From recognizing speech to identifying unusual stars, new discoveries often begin with comparison of data streams to find connections and spot outliers. But simply feeding raw data into a data-analysis algorithm is unlikely to produce meaningful results, say the authors of a new Cornell study. That’s because most data comparison algorithms today have one major weakness: somewhere, they rely on a human expert to specify what aspects of the data are relevant for comparison, and what aspects aren’t.
But these experts can’t keep up with the growing amounts and complexities of big data. So the Cornell computing researchers have come up with a new principle they call “data smashing” for estimating the similarities between streams of arbitrary data without human intervention, and even without access to the data sources.
Data smashing is based on a new way to compare data streams. The process involves two steps.
- The data streams are algorithmically “smashed” to “annihilate” the information in each other.
- The process measures what information remains after the collision. The more information remains, the less likely the streams originated in the same source.

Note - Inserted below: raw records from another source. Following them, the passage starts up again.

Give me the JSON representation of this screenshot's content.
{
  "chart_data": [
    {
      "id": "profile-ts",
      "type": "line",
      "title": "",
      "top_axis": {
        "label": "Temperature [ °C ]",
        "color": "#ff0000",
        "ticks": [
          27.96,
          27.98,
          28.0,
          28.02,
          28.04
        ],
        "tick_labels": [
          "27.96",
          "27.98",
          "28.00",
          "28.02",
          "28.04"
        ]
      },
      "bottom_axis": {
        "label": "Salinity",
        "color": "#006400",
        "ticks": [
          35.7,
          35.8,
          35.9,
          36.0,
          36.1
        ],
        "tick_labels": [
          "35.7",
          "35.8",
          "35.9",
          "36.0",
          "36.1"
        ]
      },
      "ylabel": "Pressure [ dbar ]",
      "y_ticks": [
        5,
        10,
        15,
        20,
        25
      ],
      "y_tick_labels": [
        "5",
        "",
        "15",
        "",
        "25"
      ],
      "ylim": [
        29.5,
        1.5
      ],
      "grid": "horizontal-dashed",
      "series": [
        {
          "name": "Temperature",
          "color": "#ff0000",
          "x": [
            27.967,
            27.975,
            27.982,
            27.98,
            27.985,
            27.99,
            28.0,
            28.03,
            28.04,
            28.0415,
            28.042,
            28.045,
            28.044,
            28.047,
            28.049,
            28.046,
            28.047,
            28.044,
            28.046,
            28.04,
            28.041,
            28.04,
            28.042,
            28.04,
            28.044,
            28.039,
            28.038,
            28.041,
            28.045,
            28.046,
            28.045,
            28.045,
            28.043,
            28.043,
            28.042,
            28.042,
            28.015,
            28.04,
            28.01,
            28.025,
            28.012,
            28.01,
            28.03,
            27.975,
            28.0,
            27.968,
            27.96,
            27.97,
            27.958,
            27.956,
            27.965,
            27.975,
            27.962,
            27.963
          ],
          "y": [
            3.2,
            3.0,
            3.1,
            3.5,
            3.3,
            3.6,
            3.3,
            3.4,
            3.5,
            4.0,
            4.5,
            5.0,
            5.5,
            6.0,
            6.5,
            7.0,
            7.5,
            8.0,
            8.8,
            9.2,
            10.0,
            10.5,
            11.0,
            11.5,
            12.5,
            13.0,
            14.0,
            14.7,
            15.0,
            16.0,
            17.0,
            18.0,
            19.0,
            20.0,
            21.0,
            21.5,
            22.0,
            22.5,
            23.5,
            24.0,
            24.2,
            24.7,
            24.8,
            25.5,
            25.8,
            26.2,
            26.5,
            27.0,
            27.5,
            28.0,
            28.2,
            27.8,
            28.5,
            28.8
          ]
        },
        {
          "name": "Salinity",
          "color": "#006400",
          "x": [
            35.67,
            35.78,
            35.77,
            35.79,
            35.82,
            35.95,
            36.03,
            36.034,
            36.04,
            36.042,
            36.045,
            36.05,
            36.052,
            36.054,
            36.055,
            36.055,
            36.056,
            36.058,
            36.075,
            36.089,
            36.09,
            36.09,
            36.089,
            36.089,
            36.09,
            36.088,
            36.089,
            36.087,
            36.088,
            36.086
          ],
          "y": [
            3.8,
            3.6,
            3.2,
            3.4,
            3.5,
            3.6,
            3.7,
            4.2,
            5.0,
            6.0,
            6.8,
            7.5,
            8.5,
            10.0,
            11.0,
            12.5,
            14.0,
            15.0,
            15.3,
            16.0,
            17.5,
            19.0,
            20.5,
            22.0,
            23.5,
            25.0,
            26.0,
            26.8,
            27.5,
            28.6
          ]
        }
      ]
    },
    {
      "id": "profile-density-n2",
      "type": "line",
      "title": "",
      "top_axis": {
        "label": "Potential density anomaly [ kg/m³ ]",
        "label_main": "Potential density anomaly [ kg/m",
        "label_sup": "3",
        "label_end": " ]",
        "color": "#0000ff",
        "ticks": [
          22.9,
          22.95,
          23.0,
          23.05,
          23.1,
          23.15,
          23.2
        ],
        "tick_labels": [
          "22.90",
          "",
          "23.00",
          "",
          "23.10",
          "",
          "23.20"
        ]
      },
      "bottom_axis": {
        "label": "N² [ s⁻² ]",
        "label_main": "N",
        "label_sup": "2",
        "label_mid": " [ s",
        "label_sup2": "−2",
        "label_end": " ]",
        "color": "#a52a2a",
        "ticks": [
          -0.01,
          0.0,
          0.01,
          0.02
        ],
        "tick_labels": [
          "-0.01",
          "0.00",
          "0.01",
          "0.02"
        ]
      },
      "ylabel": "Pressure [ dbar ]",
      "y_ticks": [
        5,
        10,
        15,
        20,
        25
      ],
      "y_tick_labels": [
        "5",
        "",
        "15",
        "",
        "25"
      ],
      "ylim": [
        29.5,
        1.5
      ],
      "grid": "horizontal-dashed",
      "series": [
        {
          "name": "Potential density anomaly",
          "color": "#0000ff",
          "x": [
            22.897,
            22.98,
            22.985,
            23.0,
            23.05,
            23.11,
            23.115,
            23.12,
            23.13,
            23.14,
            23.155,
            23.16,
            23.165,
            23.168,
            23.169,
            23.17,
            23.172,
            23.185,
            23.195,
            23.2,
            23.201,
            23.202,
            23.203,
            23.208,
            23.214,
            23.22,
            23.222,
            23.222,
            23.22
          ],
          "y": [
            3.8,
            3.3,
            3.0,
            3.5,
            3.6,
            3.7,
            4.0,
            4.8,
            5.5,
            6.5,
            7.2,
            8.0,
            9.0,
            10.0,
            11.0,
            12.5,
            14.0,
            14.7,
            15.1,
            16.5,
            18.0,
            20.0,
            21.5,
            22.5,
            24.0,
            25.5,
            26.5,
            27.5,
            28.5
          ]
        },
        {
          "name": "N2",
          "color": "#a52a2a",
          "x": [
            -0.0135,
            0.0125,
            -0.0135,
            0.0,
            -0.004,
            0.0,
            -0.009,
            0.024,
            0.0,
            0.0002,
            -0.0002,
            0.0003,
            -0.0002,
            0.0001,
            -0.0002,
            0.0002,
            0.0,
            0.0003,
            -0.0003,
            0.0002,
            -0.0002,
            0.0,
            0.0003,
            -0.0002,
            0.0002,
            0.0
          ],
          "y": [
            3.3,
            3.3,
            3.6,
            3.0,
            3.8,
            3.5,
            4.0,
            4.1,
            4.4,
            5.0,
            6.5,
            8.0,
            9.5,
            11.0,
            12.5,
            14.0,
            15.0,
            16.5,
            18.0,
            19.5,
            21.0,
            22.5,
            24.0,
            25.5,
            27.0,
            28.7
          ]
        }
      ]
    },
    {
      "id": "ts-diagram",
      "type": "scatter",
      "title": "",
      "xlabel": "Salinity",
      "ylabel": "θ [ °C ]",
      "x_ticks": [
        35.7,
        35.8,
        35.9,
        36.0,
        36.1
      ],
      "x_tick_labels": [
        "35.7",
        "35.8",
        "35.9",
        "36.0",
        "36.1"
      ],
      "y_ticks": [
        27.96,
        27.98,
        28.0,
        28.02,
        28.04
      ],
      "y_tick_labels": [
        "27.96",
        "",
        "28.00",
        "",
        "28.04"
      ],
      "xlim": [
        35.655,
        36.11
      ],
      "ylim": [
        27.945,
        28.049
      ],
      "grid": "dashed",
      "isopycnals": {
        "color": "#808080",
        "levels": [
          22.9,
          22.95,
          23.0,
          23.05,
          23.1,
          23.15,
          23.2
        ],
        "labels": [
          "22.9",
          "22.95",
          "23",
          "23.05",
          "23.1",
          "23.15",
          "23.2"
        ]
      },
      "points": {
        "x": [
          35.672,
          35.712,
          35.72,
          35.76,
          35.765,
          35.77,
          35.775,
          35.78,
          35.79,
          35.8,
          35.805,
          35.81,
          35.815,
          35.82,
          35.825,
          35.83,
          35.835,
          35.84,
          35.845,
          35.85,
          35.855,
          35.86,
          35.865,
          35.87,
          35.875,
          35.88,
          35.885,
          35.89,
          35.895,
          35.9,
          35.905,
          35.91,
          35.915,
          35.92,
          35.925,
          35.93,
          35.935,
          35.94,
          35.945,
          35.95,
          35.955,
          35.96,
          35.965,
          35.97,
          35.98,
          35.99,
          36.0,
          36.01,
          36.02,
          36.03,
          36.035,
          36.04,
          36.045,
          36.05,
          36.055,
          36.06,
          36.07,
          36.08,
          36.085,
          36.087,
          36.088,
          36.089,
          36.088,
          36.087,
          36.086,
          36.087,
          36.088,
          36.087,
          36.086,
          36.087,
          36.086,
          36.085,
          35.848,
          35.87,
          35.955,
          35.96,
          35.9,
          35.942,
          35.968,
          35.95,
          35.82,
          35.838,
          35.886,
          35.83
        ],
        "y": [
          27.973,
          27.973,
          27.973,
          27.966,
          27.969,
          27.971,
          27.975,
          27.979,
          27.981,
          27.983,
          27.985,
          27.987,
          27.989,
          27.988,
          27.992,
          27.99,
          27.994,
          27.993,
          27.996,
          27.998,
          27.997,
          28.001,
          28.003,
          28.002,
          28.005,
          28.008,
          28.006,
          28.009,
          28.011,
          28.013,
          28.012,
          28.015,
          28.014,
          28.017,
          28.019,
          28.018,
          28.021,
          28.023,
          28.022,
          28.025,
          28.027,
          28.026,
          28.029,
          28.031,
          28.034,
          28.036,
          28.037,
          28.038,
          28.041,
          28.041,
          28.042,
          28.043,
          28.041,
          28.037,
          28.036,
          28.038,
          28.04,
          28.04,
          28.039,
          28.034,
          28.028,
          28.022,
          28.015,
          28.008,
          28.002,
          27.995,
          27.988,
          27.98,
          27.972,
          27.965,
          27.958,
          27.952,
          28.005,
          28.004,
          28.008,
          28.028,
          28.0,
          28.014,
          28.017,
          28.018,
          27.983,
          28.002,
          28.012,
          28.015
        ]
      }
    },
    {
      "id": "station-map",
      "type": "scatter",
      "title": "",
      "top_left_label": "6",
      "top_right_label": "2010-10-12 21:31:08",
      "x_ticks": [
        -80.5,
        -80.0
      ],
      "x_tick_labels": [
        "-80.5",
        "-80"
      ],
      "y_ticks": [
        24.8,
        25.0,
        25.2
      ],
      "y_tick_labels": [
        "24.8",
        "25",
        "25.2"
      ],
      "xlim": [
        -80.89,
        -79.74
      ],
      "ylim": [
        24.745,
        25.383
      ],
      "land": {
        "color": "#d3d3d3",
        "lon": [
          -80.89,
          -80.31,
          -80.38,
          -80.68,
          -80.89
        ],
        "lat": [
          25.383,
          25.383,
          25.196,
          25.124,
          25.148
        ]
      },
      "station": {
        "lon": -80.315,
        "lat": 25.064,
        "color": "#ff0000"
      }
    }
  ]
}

Data-smashing principles could open the door to understanding increasingly complex observations, especially when experts don’t know what to look for, according to the researchers. The researchers— Hod Lipson, associate professor of mechanical engineering and of computing and information science, and Ishanu Chattopadhyay, a former postdoctoral associate with Lipson now at the University of Chicago — demonstrated this idea with data from real-world problems, including detection of anomalous cardiac activity from heart recordings and classification of astronomical objects from raw photometry.
In all cases and without access to original domain knowledge, the researchers demonstrated that the performance of these general algorithms was on par with the accuracy of specialized algorithms and heuristics tweaked by experts to work.